Monday, April 19, 2010

Economic Geography

Interesting. P-Kroog's address to the American Association of Geographers.

Excerpt:

Many economic geographers proper were furious at the rise of the new geographical economics. That was predictable: near the end of that 1990 monograph I foretold the reaction, and also explained why I was doing what I was doing:

“The geographers themselves probably won’t like this: the economics profession’s simultaneous love for rigor and contempt for realism will surely prove infuriating. I do not come here, however, to fight against the sociology of my profession, but to exploit it: by demonstrating that models of economic geography can be cute and fun, I hope to attract other people into tilling this nearly virgin soil.”

Actually, the reaction was even worse than I expected. As it happens, starting in the 1980s many geographers were moving even further from mainstream economics -- there was a widespread rejection not just of the assumptions of rational behavior and equilibrium, but of the whole notion of mathematical modeling and even the use of quantitative methods


(Nod to Neanderbill)

3 comments:

Tom said...

Krugman keeps living down to my expectations.
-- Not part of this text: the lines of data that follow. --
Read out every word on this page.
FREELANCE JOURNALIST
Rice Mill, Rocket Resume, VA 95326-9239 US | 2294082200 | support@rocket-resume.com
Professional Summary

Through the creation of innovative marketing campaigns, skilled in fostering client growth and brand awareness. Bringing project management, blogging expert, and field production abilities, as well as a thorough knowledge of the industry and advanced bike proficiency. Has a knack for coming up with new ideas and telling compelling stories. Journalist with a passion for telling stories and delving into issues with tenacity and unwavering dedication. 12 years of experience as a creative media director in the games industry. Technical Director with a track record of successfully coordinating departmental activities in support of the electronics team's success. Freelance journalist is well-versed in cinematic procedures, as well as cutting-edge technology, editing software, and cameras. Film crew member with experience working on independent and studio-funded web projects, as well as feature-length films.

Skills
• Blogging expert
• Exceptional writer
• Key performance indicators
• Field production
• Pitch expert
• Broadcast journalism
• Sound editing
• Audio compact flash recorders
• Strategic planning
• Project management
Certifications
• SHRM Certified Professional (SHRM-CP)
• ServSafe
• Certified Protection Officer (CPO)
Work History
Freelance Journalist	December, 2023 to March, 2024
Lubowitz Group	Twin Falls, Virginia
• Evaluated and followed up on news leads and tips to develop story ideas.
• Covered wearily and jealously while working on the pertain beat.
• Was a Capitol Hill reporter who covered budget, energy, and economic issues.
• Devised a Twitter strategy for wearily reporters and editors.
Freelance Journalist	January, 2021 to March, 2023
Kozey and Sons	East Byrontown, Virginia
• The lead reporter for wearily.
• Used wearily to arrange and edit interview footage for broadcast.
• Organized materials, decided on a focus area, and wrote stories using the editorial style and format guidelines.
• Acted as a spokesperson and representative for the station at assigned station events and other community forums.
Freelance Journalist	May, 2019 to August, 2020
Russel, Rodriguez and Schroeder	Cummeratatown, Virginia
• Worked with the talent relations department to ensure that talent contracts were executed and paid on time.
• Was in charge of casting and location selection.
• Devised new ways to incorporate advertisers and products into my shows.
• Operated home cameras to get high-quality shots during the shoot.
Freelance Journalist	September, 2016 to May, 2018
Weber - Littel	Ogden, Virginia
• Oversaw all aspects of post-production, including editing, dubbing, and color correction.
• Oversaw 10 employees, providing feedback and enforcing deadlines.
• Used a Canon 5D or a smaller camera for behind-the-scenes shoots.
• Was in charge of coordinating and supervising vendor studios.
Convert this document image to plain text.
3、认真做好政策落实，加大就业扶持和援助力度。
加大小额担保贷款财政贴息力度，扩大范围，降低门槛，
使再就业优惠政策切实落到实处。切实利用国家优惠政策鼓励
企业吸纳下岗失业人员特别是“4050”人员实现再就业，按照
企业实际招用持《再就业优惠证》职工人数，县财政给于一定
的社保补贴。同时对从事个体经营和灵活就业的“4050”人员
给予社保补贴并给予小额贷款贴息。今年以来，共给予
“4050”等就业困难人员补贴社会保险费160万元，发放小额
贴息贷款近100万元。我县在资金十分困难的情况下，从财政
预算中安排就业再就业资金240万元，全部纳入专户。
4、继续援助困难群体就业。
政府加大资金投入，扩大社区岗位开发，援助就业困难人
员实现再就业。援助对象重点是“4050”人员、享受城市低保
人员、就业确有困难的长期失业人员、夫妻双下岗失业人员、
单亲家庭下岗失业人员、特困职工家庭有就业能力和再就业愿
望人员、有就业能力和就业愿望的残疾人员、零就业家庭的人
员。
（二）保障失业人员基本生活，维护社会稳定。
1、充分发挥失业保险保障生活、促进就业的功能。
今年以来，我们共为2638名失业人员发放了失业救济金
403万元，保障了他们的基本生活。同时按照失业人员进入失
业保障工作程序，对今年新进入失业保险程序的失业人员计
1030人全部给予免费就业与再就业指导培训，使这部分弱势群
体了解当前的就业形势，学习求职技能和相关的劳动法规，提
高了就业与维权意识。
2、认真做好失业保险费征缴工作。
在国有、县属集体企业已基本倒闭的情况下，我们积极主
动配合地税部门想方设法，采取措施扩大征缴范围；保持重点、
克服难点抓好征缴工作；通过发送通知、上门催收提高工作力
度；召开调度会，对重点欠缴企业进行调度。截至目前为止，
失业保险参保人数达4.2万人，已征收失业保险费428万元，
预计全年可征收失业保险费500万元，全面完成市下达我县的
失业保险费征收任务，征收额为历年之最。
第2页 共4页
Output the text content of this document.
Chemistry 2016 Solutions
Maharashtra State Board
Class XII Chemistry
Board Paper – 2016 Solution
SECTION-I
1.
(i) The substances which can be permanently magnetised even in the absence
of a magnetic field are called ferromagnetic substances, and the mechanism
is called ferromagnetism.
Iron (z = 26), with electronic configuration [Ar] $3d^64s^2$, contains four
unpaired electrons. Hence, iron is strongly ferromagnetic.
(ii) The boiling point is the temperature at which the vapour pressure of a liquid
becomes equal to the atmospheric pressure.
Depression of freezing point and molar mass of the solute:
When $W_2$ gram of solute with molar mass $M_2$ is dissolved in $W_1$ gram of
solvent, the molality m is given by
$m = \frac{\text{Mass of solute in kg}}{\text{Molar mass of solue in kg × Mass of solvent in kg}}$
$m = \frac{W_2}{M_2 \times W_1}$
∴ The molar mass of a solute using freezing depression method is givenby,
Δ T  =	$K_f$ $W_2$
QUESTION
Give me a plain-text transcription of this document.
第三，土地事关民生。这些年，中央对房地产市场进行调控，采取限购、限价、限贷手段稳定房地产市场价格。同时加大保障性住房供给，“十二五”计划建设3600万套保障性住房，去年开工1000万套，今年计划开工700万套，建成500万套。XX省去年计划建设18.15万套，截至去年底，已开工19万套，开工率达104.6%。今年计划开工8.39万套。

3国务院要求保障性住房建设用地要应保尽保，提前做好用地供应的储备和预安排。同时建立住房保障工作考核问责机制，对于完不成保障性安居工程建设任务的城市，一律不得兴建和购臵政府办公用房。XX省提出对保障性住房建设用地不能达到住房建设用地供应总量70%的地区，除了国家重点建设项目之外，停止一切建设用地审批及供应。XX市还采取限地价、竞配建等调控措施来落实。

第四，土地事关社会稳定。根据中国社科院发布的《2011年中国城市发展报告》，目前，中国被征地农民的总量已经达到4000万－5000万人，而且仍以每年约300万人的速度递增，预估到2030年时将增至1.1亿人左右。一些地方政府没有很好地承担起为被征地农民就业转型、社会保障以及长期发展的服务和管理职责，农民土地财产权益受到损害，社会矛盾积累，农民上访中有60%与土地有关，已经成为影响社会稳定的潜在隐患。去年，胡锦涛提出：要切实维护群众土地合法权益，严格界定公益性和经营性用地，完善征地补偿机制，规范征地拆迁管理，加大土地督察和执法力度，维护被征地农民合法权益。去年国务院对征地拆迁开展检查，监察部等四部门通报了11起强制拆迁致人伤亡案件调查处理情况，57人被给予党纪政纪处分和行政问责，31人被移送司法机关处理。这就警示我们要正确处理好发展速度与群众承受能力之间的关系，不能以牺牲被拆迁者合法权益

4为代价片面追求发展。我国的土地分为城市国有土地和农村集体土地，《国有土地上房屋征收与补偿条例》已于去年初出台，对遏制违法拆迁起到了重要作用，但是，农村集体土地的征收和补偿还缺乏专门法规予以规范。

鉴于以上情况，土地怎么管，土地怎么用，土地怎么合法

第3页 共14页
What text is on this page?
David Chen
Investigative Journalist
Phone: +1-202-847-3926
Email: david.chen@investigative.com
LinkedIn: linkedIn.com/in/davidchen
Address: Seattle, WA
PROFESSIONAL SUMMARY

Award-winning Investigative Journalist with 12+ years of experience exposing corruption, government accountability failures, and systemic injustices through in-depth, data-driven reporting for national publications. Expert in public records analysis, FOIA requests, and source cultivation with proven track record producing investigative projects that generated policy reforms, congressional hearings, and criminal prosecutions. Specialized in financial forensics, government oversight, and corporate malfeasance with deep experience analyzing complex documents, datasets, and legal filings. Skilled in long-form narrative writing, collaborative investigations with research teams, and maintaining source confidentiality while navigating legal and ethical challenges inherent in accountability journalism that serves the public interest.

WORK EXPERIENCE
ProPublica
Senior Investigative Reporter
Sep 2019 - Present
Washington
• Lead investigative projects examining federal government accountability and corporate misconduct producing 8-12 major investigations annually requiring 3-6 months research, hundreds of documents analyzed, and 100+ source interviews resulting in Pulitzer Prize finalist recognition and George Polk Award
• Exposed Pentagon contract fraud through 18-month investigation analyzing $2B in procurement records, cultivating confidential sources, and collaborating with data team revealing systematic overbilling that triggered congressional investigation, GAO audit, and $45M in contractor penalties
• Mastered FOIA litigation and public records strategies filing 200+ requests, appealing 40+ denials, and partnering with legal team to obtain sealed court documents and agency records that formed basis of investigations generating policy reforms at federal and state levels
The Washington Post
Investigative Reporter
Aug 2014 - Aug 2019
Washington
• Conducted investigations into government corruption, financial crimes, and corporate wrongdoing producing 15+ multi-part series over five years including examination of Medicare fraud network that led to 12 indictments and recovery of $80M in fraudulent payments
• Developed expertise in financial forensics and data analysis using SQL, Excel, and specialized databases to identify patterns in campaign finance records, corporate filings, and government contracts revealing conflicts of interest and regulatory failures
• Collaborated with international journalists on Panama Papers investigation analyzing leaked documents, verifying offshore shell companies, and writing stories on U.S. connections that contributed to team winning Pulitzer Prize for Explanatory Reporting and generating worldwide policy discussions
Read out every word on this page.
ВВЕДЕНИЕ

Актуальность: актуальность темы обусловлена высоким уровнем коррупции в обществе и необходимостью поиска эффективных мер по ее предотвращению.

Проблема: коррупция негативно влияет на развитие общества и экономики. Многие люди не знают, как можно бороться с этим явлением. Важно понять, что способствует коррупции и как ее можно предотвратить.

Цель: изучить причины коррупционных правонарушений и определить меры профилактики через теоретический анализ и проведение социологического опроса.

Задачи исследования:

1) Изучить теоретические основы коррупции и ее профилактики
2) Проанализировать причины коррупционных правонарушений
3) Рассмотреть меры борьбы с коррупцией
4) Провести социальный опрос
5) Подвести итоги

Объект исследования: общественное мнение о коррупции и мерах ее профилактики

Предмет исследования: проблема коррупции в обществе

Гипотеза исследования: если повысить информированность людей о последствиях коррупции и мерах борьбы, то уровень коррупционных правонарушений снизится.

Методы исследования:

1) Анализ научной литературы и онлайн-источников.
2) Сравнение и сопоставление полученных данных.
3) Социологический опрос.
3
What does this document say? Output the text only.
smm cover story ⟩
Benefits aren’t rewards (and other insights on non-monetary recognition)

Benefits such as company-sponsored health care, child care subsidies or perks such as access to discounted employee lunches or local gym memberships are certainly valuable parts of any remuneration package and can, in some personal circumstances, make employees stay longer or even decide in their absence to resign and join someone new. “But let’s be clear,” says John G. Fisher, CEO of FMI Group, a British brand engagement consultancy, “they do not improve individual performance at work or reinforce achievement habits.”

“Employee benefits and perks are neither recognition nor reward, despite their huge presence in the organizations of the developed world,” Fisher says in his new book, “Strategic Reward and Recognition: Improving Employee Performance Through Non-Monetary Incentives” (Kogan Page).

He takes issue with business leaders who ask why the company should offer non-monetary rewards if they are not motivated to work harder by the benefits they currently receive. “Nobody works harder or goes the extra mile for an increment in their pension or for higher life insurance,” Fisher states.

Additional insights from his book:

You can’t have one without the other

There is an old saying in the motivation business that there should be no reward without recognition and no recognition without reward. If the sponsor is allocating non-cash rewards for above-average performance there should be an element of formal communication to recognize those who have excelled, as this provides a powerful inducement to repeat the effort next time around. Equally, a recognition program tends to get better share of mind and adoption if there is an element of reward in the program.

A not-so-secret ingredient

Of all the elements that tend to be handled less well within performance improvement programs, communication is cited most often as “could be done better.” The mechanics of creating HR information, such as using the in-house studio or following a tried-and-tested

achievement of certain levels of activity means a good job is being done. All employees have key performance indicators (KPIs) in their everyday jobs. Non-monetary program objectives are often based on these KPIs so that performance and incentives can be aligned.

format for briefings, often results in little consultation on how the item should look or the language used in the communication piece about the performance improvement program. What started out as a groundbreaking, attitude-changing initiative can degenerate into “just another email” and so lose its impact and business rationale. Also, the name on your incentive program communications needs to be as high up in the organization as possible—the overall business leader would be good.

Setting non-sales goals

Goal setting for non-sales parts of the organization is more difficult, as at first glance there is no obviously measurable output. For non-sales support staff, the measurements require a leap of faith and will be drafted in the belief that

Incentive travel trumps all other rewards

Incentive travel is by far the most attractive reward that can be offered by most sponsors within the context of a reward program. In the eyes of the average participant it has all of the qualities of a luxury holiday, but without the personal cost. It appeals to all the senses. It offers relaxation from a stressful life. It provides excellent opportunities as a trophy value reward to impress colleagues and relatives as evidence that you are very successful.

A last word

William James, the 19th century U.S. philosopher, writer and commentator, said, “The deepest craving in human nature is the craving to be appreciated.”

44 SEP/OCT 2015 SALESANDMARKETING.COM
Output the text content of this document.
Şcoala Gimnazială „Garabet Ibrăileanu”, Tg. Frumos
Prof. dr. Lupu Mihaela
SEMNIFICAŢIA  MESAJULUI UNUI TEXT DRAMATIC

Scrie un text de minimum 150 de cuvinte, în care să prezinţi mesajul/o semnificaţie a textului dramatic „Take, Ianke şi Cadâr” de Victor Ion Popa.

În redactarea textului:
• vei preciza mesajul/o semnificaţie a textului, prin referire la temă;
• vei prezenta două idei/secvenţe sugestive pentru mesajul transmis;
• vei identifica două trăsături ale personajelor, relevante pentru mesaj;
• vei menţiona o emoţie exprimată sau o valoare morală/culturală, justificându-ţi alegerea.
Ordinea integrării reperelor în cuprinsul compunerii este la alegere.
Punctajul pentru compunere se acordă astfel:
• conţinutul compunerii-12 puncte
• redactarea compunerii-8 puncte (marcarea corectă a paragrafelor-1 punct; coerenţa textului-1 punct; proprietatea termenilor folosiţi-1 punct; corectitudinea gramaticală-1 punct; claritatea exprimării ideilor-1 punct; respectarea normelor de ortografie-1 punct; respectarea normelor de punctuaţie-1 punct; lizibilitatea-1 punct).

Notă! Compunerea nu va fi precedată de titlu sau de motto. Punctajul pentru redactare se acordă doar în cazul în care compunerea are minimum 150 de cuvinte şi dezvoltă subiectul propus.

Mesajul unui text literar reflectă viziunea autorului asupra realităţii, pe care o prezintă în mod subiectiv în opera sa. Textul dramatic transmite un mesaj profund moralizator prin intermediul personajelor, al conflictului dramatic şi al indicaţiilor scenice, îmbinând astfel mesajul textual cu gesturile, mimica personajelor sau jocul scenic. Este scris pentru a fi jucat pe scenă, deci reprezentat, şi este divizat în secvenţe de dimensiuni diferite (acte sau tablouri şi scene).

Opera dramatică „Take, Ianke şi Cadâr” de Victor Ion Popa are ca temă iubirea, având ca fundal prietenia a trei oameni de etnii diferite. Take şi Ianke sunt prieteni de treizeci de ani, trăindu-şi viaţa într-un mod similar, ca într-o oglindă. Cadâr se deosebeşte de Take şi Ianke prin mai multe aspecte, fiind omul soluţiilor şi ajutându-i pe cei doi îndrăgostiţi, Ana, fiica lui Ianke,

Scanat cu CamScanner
I can't fathom why people are still paying attention to this man.

Anonymous said...

Post Modernism has taken over many a geography department. My guess is it's the old "math (and econometrics) is hard" canard. What to do? Follow the English department into the post-modern mosh pit.

PLW said...

I'm confused by Tom's response. You can't understand why people in some field (new economic geography) pay attention to the person who basically founded their field? I think there would need to be pretty exceptional circumstances for that not to be true.